The Power of Next-Frame Prediction for Learning Physical Laws

Thomas Winterbottom,G. Thomas Hudson,Daniel Kluvanec,Dean Slack,Jamie Sterling,Junjie Shentu,Chenghao Xiao,Zheming Zhou,Noura Al Moubayed
2024-05-22
Abstract:Next-frame prediction is a useful and powerful method for modelling and understanding the dynamics of video data. Inspired by the empirical success of causal language modelling and next-token prediction in language modelling, we explore the extent to which next-frame prediction serves as a strong foundational learning strategy (analogous to language modelling) for inducing an understanding of the visual world. In order to quantify the specific visual understanding induced by next-frame prediction, we introduce six diagnostic simulation video datasets derived from fundamental physical laws created by varying physical constants such as gravity and mass. We demonstrate that our models trained only on next-frame prediction are capable of predicting the value of these physical constants (e.g. gravity) without having been trained directly to learn these constants via a regression task. We find that the generative training phase alone induces a model state that can predict physical constants significantly better than that of a random model, improving the loss by a factor of between 1.28 to 6.24. We conclude that next-frame prediction shows great promise as a general learning strategy to induce understanding of the many `laws' that govern the visual domain without the need for explicit labelling.

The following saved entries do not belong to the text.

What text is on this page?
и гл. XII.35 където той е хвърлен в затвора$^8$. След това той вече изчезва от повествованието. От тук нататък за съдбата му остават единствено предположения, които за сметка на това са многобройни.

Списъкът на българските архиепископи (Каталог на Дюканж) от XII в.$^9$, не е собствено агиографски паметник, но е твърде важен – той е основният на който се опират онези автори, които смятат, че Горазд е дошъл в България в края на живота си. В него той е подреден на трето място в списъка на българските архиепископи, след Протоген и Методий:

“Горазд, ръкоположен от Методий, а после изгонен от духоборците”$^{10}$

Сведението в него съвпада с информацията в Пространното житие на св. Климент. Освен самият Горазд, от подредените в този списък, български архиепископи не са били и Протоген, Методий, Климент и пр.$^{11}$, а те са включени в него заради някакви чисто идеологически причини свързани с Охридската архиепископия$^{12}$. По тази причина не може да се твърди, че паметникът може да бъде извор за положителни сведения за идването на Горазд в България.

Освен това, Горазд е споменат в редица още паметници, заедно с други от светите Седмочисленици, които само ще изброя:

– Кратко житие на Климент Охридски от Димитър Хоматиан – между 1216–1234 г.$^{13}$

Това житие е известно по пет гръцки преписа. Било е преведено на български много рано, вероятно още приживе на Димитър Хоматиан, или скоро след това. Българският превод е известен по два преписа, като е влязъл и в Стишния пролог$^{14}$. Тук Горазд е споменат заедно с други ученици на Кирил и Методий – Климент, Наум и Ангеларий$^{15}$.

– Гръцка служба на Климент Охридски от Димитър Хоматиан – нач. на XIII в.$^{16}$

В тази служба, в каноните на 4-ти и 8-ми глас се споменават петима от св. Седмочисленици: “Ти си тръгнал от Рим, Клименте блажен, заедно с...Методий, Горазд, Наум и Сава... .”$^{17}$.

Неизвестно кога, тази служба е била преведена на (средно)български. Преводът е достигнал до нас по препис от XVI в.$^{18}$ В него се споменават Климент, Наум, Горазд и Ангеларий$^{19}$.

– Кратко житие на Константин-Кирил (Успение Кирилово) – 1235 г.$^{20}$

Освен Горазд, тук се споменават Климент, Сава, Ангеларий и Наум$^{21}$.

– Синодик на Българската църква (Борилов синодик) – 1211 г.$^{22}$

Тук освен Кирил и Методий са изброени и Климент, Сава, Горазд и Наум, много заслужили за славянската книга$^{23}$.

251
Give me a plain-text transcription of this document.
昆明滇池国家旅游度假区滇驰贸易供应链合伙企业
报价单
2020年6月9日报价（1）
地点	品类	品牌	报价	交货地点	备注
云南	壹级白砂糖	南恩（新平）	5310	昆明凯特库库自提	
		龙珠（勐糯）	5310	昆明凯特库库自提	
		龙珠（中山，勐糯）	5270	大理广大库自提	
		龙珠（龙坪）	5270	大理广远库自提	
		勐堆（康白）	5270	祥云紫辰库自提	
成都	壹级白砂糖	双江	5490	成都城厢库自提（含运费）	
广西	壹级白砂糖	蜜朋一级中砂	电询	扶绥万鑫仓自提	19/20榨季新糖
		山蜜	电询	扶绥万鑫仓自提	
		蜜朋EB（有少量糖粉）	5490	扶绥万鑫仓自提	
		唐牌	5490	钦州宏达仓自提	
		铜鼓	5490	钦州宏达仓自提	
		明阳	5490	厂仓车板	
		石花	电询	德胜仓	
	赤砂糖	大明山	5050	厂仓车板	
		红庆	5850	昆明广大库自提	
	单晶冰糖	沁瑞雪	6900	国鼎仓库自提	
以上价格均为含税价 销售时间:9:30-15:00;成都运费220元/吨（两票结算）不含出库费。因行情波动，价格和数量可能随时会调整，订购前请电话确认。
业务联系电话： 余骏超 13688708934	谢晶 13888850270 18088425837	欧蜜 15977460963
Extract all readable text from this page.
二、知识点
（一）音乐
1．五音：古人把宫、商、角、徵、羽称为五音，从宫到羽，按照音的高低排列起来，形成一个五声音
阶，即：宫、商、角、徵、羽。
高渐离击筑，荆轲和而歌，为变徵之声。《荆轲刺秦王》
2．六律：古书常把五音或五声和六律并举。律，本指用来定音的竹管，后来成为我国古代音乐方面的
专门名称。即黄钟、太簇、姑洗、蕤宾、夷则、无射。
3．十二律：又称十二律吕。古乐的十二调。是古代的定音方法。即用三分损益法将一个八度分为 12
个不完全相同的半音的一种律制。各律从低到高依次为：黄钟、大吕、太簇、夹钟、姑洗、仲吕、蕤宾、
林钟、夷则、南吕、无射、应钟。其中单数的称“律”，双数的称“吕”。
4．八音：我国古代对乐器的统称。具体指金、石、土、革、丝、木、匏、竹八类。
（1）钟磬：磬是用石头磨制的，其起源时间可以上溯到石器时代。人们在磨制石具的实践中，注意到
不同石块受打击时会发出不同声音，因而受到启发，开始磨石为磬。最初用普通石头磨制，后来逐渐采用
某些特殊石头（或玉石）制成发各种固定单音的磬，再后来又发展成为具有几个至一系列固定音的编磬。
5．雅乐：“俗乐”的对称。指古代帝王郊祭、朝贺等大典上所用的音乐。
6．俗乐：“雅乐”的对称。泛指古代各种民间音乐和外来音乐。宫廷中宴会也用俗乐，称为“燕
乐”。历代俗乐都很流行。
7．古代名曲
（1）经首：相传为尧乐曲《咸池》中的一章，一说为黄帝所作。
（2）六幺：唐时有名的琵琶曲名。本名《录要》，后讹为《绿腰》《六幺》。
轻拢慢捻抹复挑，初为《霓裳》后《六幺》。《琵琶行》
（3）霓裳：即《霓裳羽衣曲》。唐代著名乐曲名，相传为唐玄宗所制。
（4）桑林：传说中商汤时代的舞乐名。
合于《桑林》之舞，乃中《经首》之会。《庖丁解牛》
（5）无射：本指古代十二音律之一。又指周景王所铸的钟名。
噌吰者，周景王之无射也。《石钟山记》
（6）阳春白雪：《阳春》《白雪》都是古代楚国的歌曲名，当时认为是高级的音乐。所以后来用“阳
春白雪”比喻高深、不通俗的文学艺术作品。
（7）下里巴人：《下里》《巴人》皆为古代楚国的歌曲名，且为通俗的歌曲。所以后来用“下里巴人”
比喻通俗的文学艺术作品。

Computer Vision and Pattern Recognition,Machine Learning
What problem does this paper attempt to address?
This paper discusses the possibility of using next-frame prediction as a fundamental learning strategy to understand the dynamics and physical laws of video data. Inspired by the success of word token prediction in language modeling, the researchers quantified specific visual understanding induced by next-frame prediction by creating six diagnostic simulation video datasets based on fundamental physical laws. They found that models trained solely on next-frame prediction were able to predict physical constants such as gravity without the need to directly learn these constants through regression tasks. This suggests that self-supervised pre-training can potentially implicitly learn these laws and demonstrate great potential in understanding "laws" in the visual domain without explicit labels. Furthermore, the paper compares two model architectures, namely the fully convolutional 2D CNN and the Patch Transformer, and demonstrates significant performance improvement of pre-training in the simulated understanding task.